As we make our way through life towards our heavenly destiny, Christians feel the company of Mary, the Mother of Jesus; and Islam too pays tribute to Mary and hails her as "chosen above the women of the world" (Quran, III:42). The Virgin of Nazareth, the Lady of Saydnâya, has taught us that God protects the humble and "scatters the proud in the imagination of their hearts" (Lk 1:51). May the hearts of Christians and Muslims turn to one another with feelings of brotherhood and friendship, so that the Almighty may bless us with the peace which heaven alone can give. To the One, Merciful God be praise and glory for ever. Amen.
He was an ardent opponent of Communism and believed, as did President Reagan, that together they could end the Soviet Empire's grip on Eastern Europe. Arthur Chrenkoff gives a first hand account of how the Pope changed Poland, and history.
As Pope, John Paul II took a firm stand against the communist-based "Liberation Theology" that was infecting the Church when he took office and effectively eradicated it from the Clergy. His visit to Nicaragua (the heartland of Liberation Theology) during the reign of Daniel Ortega dismayed some who thought he should stand up for the poor by endorsing the Sandinistas: but he didn't. And after a Democratic election kicked out the communists with an overwhelming defeat, he returned in triumph.

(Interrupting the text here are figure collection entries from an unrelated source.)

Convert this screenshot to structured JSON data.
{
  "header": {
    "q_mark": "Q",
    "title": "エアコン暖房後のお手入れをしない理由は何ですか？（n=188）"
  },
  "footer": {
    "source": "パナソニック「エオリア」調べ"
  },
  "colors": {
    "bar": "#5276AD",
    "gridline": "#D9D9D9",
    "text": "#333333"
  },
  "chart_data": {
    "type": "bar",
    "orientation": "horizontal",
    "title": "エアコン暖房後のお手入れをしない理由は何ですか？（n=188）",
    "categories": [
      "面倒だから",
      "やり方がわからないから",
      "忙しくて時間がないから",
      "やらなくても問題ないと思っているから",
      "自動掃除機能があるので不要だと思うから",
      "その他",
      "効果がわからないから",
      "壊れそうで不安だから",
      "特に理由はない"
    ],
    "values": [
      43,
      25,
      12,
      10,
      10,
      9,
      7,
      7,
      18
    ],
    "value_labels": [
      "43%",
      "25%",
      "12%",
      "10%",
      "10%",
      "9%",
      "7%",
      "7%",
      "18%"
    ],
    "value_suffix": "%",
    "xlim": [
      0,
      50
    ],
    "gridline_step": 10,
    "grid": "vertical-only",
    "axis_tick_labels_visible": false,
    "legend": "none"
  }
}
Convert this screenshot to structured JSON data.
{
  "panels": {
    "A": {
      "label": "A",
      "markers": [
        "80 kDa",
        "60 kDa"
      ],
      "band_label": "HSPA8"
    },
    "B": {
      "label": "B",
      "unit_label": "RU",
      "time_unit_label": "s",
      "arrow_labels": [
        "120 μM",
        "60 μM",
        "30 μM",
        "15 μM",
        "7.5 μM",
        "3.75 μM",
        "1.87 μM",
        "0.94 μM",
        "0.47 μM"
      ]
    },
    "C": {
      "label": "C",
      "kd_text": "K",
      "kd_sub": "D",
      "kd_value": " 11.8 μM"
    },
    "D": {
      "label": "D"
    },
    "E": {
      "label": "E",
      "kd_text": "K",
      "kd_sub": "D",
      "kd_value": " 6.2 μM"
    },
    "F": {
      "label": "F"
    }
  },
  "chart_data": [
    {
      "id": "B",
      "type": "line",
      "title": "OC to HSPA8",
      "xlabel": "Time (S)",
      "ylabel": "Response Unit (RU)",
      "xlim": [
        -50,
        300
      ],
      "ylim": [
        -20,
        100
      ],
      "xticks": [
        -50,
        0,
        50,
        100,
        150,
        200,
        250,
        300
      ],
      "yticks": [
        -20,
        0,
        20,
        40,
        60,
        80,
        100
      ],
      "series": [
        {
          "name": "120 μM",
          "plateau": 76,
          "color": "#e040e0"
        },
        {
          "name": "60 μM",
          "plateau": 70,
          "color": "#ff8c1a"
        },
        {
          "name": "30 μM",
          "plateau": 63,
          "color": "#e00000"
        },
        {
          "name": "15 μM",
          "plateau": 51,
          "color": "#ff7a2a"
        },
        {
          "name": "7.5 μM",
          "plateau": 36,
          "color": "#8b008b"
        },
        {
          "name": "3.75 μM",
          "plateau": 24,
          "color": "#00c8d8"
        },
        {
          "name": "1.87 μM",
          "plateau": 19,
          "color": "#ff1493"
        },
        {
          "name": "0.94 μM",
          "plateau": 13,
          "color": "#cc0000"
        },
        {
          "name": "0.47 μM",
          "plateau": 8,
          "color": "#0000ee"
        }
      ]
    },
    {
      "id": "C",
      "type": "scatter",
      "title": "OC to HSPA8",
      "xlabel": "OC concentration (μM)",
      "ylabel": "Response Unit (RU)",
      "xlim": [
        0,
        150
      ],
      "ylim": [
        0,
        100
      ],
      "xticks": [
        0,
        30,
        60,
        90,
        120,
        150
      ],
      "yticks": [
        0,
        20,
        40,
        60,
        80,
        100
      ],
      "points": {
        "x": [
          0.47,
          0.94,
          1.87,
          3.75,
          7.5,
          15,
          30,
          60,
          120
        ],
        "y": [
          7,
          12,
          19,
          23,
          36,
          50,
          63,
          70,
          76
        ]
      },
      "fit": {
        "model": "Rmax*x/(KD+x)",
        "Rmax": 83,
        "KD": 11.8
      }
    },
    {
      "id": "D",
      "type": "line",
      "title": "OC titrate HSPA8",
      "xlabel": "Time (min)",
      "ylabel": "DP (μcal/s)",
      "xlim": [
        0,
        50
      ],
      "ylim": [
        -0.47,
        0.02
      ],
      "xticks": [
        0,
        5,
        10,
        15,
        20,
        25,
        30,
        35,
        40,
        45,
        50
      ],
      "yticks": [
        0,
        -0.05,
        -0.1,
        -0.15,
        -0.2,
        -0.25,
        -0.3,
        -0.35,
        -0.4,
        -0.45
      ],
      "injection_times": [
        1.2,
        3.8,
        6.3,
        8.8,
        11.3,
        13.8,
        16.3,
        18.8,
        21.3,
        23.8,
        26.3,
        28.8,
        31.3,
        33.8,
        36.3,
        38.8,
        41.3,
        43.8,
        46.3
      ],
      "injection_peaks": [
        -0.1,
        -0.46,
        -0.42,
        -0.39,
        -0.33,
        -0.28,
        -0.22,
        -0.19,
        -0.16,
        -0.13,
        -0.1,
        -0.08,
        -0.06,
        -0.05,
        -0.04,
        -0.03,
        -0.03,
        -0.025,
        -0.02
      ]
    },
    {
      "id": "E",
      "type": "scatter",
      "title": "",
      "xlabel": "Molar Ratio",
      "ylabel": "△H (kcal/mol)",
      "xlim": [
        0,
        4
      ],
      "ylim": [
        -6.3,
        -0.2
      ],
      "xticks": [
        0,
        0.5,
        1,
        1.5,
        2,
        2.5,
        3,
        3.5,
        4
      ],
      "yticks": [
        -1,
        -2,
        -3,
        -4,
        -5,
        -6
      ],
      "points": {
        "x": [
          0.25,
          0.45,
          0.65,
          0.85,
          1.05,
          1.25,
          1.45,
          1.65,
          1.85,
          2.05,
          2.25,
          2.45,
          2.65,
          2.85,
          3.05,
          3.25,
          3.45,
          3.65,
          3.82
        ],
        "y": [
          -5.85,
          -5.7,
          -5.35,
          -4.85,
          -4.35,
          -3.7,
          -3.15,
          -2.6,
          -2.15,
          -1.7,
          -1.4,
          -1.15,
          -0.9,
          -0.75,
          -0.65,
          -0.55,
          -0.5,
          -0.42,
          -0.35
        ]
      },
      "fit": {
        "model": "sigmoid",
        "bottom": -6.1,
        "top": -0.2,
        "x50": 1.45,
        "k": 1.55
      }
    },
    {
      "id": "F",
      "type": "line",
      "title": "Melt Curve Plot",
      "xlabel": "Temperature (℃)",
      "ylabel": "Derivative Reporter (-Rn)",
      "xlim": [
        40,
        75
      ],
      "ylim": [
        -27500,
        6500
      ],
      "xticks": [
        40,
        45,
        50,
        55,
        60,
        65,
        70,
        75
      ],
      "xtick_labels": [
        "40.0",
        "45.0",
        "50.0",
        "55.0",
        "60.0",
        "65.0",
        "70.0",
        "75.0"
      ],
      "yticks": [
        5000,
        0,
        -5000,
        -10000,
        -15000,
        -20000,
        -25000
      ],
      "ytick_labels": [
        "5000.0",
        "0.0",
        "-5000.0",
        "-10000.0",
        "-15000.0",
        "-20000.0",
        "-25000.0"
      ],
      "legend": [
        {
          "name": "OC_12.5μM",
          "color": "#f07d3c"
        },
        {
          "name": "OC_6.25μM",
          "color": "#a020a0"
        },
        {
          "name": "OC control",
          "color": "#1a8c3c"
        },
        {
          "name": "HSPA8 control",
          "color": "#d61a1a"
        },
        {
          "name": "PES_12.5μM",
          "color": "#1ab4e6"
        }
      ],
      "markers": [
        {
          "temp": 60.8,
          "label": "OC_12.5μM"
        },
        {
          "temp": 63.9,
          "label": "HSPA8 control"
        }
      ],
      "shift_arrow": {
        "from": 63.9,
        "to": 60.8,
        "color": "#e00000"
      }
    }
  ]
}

Those airport greetings neatly summarized the sharp difference between this papal trip and the last. In 1983, with the nation's government controlled by the Maxist Sandinista Party, John Paul's arrival was a chilly scene; the low point of that visit came when Sandinista mobs disrupted a papal Mass by chanting political slogans.
Joaquin Navarro-Valls, the Pope's press spokesman, told reporters had been shocked by that incident-- a government-orchestrated desecration worse than anything he had seen during the years when Poland was controlled by Communist leaders. Therefore, Navarro-Valls continued, the Pope was particularly moved and delighted by the enthusiastic welcome he received in Managua this week.
(John Kerry was not embarrassed, but he should have been).
He stood against Socialist theories as well noting that the concentration of power to the State almost always results in tyranny. And while he recognized that Capitalism was the most effective model, he criticized it as well, not so much for what it provides, but for the corruption that affluence brings. He warned that affluence often leads people to live superficial lives which was the gateway to sealing oneself off from the Real. Raymond J. de Souza, seminarian and economist at the Pontifical North American College in Rome wrote about the Pope and capitalism
It is in this context that John Paul’s repeated and strong condemnations of consumerism should be understood. He regards consumerism as a threat to the freedom of the human person to live according to the higher demands of love rather than to the lower pull of material desires.
(Read the whole thing.)
To Pope John Paul II, the life of humans belongs to God and should be dedicated to Service. In his encyclical EVANGELIUM VITAE, he wrote:
Man's life comes from God; it is his gift, his image and imprint, a sharing in his breath of life. God therefore is the sole Lord of this life: man cannot do with it as he wills.
So while meeting one's material needs is important and right, ignoring one's spiritual nature because of it was not in the plan.
Obviously I have disagreed with the Pope on issues such as the War in Iraq but at this time I chose to focus on the many things with which I agreed and for which I admired the man.